Australia’s largest miner reportedly agreed to settle a third of its spot iron ore sales in renminbi. Iron ore is the country’s most valuable export. Every tonne used to move in US dollars. Not anymore. Analysts are calling it the start of a ferro-yuan system, commodity flows priced and settled in RMB, reinforcing China’s currency the way oil reinforced the dollar fifty years ago. For BHP, maybe it cuts transaction costs. For the country, it means a growing slice of national income now sits in a currency controlled by a state that has shown it will weaponize trade when it suits.
A University of Technology Sydney report found that only 0.2% of Australian exports were invoiced in RMB last financial year. Every major Australian bank has pulled out of Asia over the past decade. So if an Australian firm needs to hedge or settle in renminbi, it has to go through the local branch of a Chinese state-owned bank. The data on Australia’s most important trade relationship now lives on foreign ledgers. Regulators can barely see it.

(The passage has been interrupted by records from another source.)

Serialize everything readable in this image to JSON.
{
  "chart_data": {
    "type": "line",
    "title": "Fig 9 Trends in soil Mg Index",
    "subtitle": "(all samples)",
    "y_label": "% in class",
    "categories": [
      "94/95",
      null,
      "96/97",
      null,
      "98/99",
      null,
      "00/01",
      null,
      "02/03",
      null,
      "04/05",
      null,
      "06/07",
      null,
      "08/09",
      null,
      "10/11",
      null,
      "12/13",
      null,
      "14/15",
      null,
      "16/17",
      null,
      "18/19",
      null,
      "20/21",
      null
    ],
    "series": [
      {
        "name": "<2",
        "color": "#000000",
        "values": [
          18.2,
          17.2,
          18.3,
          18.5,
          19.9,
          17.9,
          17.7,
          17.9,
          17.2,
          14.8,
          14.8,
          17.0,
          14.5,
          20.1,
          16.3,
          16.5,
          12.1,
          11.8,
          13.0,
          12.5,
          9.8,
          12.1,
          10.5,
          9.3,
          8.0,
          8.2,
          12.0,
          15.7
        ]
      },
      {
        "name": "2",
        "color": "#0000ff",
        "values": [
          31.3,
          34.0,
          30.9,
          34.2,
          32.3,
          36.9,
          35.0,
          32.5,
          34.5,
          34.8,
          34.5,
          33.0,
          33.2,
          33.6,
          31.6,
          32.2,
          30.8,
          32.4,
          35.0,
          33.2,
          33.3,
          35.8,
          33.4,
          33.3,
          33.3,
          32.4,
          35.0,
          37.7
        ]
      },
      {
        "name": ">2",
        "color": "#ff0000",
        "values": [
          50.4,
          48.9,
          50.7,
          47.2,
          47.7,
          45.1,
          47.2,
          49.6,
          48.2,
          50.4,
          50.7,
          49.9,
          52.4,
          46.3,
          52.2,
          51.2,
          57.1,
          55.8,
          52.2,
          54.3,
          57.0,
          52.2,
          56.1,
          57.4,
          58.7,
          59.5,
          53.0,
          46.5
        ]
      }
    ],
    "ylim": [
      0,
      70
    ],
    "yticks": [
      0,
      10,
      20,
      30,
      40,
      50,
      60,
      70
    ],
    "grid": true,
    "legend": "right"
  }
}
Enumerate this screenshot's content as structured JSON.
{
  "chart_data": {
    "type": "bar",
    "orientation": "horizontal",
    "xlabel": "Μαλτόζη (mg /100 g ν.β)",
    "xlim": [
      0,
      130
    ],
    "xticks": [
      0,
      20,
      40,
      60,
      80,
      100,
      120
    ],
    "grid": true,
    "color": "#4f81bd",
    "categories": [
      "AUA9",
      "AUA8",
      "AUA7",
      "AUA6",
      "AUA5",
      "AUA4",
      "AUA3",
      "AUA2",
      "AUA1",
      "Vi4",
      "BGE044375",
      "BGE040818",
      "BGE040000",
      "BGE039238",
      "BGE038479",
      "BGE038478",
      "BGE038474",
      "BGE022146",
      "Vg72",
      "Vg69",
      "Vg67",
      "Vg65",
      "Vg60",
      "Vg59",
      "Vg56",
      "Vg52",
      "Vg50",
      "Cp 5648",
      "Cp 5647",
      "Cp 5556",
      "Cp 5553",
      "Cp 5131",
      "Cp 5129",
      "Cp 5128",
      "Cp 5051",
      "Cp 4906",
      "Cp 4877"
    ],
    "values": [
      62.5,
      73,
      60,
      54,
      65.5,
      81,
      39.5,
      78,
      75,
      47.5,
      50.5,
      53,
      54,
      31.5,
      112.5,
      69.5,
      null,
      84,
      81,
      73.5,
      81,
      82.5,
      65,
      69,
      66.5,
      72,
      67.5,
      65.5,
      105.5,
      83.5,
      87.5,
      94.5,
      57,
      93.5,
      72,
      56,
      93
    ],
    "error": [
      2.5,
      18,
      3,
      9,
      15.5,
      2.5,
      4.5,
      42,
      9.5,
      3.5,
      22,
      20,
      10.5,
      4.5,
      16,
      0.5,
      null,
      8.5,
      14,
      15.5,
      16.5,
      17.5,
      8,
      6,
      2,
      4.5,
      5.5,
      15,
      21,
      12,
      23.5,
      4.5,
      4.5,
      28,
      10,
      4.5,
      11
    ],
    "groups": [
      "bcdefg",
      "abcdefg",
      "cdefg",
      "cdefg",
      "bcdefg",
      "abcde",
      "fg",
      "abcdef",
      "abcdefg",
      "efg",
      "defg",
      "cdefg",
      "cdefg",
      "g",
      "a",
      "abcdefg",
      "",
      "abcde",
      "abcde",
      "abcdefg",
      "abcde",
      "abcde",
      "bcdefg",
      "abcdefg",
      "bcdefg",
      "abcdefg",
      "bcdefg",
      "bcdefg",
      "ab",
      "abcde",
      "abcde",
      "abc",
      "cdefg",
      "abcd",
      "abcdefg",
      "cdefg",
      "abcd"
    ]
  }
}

Carney’s Davos speech named the problem. He said hegemons cannot continually monetize their relationships without pushing allies to hedge. His prescription, what he called variable geometry, meaning flexible, issue-by-issue coalitions among middle powers rather than rigid Cold War blocs, boiled down to: stop pretending the old alliances work. Australian Treasurer Jim Chalmers called the speech stunning. That word is doing a lot of heavy lifting, because Carney was describing the exact trap Australia is already sitting in.
Through AUKUS, Australia is bolting its military to the United States. Through its commodity trade, it is bolting its income to China. The iron ore that builds Chinese warships now settles in the currency that funds the Chinese state. The United States Studies Centre proposed a National Economic Security Agency to deal with this. Recommended strategic indispensability over spreading bets thin.
The Epstein files make even the values argument harder to sell. Australian leaders have long justified the American alliance on shared principles: democracy, rule of law, human rights. When the senior partner’s legal system is credibly accused of functioning as a shield for the connected rather than the vulnerable, that pitch starts to collapse. Beijing does not need its moral governance line believed in Canberra. It just needs the American alternative doubted.
The old world is dying, and the new world struggles to be born: now is the time of monsters. Australia is not a monster. It is something worse off: a middle power that bet its security on one giant and its prosperity on another, right as both start demanding it pick a side.